LLM Data Leakage: Experts Warn Basic Search Now Doxes Profiles; Self-Hosting Is the Only Shield
Basic public search aggregation systems can still dox relatives using only first names, last names, states, and birthdays, according to a warning from NutinButNet. This proves that deep deanonymization threats predate advanced LLM analysis.
The core conflict is whether AI makes privacy impossible or if user behavior matters. Some users, like artwork, cite academic papers proving LLMs can run scalable attack pipelines on pseudonymous users. Others, like the anti-AI advocates, suggest caution citing user practices like voice variance. A clear consensus emerges around one solution: true data security requires self-hosting local models, making cloud interaction inherently untrustworthy (wizardbeard, 6nk06).
The overwhelming takeaway is that 'practical obscurity' is dead when dealing with advanced LLMs. The advice is uniform: if you want assurance that data stays private, the model must stay physically on your machine.
Key Points
LLMs can execute scalable de-anonymization attacks on pseudonymous profiles.
artwork cited academic proof showing LLMs can link identity features across different forums using semantic embeddings.
Cloud-based AI interaction means data is permanently compromised.
6nk06 stated data on 'someone else's computer' makes true privacy impossible.

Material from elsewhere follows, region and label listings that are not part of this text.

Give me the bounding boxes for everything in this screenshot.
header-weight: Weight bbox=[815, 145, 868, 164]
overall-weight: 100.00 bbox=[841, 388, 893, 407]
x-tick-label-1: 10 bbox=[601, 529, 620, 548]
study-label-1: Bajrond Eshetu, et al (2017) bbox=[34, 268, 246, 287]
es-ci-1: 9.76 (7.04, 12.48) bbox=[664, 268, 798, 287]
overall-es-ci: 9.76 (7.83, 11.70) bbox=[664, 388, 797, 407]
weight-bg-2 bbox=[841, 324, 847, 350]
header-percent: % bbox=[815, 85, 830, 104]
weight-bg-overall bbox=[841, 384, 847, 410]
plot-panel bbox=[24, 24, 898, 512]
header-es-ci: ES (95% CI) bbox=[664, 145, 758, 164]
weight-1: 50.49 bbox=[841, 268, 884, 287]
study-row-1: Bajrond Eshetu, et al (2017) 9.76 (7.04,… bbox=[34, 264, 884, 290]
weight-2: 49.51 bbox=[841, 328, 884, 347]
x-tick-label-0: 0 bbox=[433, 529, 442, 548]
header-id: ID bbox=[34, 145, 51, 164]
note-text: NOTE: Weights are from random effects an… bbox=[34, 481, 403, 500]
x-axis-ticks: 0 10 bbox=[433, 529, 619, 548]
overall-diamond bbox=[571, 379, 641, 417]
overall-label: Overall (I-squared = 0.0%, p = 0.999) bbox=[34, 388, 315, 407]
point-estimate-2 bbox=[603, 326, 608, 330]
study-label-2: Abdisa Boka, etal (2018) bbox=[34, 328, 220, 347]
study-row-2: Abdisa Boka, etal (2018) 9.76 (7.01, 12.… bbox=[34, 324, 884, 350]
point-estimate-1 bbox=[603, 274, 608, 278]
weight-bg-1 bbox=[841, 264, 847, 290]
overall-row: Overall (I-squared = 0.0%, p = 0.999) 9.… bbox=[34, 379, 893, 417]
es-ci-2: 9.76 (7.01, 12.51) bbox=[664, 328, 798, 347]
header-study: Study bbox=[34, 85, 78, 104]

Self-hosting local LLMs is the only reliable path to privacy assurance.
wizardbeard emphasized local hosting regardless of performance compared to big cloud providers.
Advanced AI techniques are outpacing current privacy assumptions.
XLE noted that AI significantly accelerates the risk, compounded by industry financing.
Even basic search functions present a high threat level.
NutinButNet showed a non-AI search system successfully doxing a relative with minimal public data.
Source Discussions (3)
This report was synthesized from the following Lemmy discussions, ranked by community score.